The court is increasingly upholding government support for religion that is neutral in theory, even if it favors the majority religion in practice. Yet we hope that the other justices will join Kagan and safeguard the principle of religious equality. Today, it is essential to voice the ideal of free and equal citizenship for all Americans — if only in another dissent written for a future when historical conditions again permit an egalitarian establishment clause.
In that previous case, the town of Greece, in Upstate New York, opened its legislative sessions with a prayer that was invariably offered by Christian clergy and that was predominantly Christian in content. The court upheld the practice anyway, because the prayers were open to all, in theory. The town had an (unpublished) policy that anyone could offer an invocation. Though the prayers were sectarian — referencing specifically Christian beliefs — they were excused by the town’s formally neutral policy, according to the Roberts court. Kagan dissented in an opinion joined by Justices Ruth Bader Ginsburg, Stephen G. Breyer and Sonia Sotomayor. That the prayers were exclusively Christian in practice violated the principle of civic equality, she noted.
Kagan explained that Americans do not stand before their government as adherents to one religion or another but as citizens. People in this country “participate in the business of government not as Christians, Jews, Muslims (and more), but only as Americans — none of them different from any other for that civic purpose.” According to the “First Amendment’s promise,” she said, “every citizen, irrespective of her religion, owns an equal share in her government.” When a majority religion is promoted through official speech or action, by contrast, the legal relationship between citizens and their democracy is transformed. We would add that government religiosity not only divides citizens but also stratifies them, relegating minority adherents to a subordinate status.
Kagan asked us to imagine a Muslim citizen who comes before the town legislature to express a policy perspective or request a permit. Just before she does so, a minister deputized by the town offers a prayer “in the name of God’s only son, Jesus Christ” (words uttered in one actual invocation). That citizen will reasonably conclude that the town’s governance is intertwined with Christianity and that she is excluded. “At the least,” Kagan explained, “she becomes a different kind of citizen, one who will not join in the religious practice that the Town Board has chosen as reflecting its own and the community’s most cherished beliefs. And she thus stands at a remove, based solely on religion, from her fellow citizens and her elected representatives.”
Though technically the cross belongs to a larger park that includes secular war memorials, in practice the Bladensburg cross is singular, standing alone in the middle of a busy intersection, whereas the other monuments cannot easily be seen by passing motorists. And it dwarfs any surrounding symbols in sheer size. Jews or Muslims who drive by the monumental cross at the center of town will reasonably conclude that Bladensburg has a special relationship with its Christian citizens, one from which they are excluded.
The Latin cross is sectarian, just as the legislative prayers were: It is the central symbol of a particular religion and not others. While the government argues that the cross is serving the secular purpose of honoring veterans of Prince George’s County, in fact the cross carries “deep meaning, subscribed to by many, denied by some,” as Kagan put the point in the prayer case. It therefore differs from ecumenical references to God that solemnize government documents and ceremonies, such as the phrase “under God” in the Pledge of Allegiance or the national motto “In God we trust.”

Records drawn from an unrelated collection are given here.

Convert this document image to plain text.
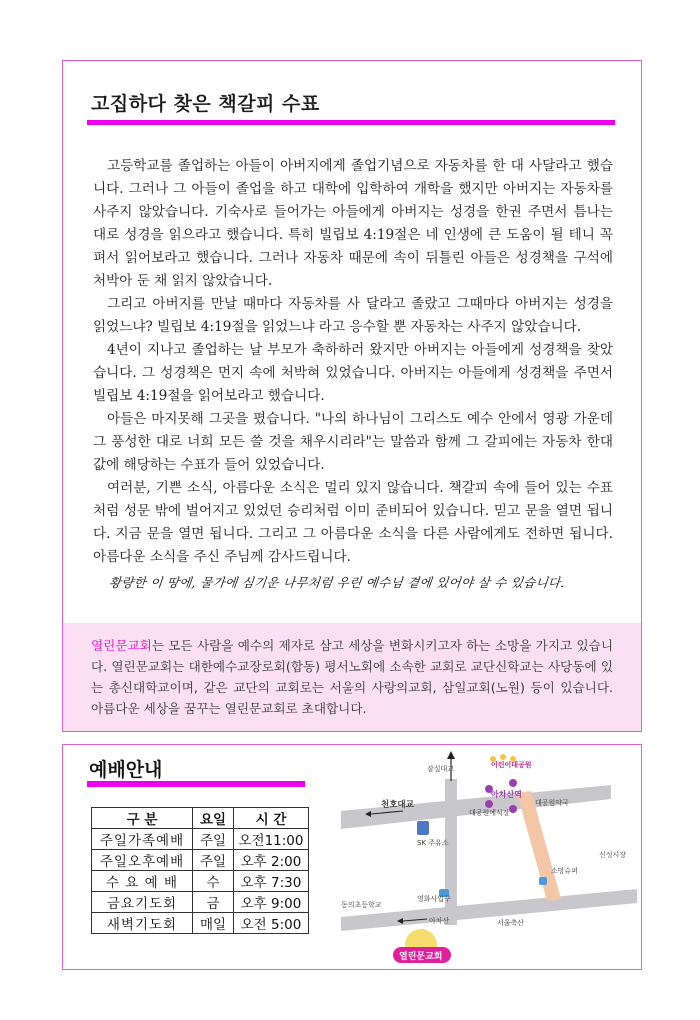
고집하다 찾은 책갈피 수표

고등학교를 졸업하는 아들이 아버지에게 졸업기념으로 자동차를 한 대 사달라고 했습니다. 그러나 그 아들이 졸업을 하고 대학에 입학하여 개학을 했지만 아버지는 자동차를 사주지 않았습니다. 기숙사로 들어가는 아들에게 아버지는 성경을 한권 주면서 틈나는 대로 성경을 읽으라고 했습니다. 특히 빌립보 4:19절은 네 인생에 큰 도움이 될 테니 꼭 펴서 읽어보라고 했습니다. 그러나 자동차 때문에 속이 뒤틀린 아들은 성경책을 구석에 처박아 둔 채 읽지 않았습니다.

그리고 아버지를 만날 때마다 자동차를 사 달라고 졸랐고 그때마다 아버지는 성경을 읽었느냐? 빌립보 4:19절을 읽었느냐 라고 응수할 뿐 자동차는 사주지 않았습니다.

4년이 지나고 졸업하는 날 부모가 축하하러 왔지만 아버지는 아들에게 성경책을 찾았습니다. 그 성경책은 먼지 속에 처박혀 있었습니다. 아버지는 아들에게 성경책을 주면서 빌립보 4:19절을 읽어보라고 했습니다.

아들은 마지못해 그곳을 폈습니다. "나의 하나님이 그리스도 예수 안에서 영광 가운데 그 풍성한 대로 너희 모든 쓸 것을 채우시리라"는 말씀과 함께 그 갈피에는 자동차 한대 값에 해당하는 수표가 들어 있었습니다.

여러분, 기쁜 소식, 아름다운 소식은 멀리 있지 않습니다. 책갈피 속에 들어 있는 수표처럼 성문 밖에 벌어지고 있었던 승리처럼 이미 준비되어 있습니다. 믿고 문을 열면 됩니다. 지금 문을 열면 됩니다. 그리고 그 아름다운 소식을 다른 사람에게도 전하면 됩니다. 아름다운 소식을 주신 주님께 감사드립니다.

황량한 이 땅에, 물가에 심기운 나무처럼 우린 예수님 곁에 있어야 살 수 있습니다.
열린문교회는 모든 사람을 예수의 제자로 삼고 세상을 변화시키고자 하는 소망을 가지고 있습니다. 열린문교회는 대한예수교장로회(합동) 평서노회에 소속한 교회로 교단신학교는 사당동에 있는 총신대학교이며, 같은 교단의 교회로는 서울의 사랑의교회, 삼일교회(노원) 등이 있습니다. 아름다운 세상을 꿈꾸는 열린문교회로 초대합니다.
예배안내
구 분	요일	시 간
주일가족예배	주일	오전11:00
주일오후예배	주일	오후 2:00
수 요 예 배	수	오후 7:30
금요기도회	금	오후 9:00
새벽기도회	매일	오전 5:00
잠실대교	어린이대공원
천호대교
아차산역
대공원약국
대공원예식장
SK 주유소
소망슈퍼
신성시장
동의초등학교
영화사입구
아차산	서울축산
열린문교회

Saying that the cross is merely ceremonial, and downplaying or even denying its religious significance, must be offensive to many Christians. What Kagan said of prayer in the name of Jesus Christ is true of the Latin cross as well: If it “ever become[s] mere ceremony, this country will be a fundamentally different — and, I think, poorer — place to live.”
It cannot be said that the cross is not a big deal — because of its age, or because it commemorates fallen soldiers, or because it was erected by a private organization. As the dissenters wrote of the legislative prayer in Town of Greece v. Galloway, it “is a big deal, to Christians and non-Christians alike,” and consequently it carries the power to differentiate and denigrate citizens. Like those justices, we would acknowledge the depth and diversity of Americans’ religious commitments “along with the challenge they can pose to the project — the distinctively American project — of creating one from the many, and governing all as united.”
Before the Roberts court, that project of religious neutrality was more widely shared, if not universal. For example, the Rehnquist court struck down a town’s holiday display that featured a Christian creche. It adopted the approach of Justice Sandra Day O’Connor, a Republican appointee, and it affirmed that the establishment clause, “at the very least, prohibits government from appearing to take a position on questions of religious belief or from making adherence to a religion relevant in any way to a person’s standing in the political community.”
We hope that on Wednesday the justices once more will voice their commitment to free and equal citizenship for all Americans. Ideally, the majority would embrace Kagan’s view — and O’Connor’s. But given the composition of the court, the principle of religious equality may well remain a dissenting position. It is necessary to preserve that commitment nonetheless, not only for a future time when judicial circumstances are different but also to guide Americans outside the courts who are reflecting on what they owe one another, engaged as they are in the cooperative project of democracy.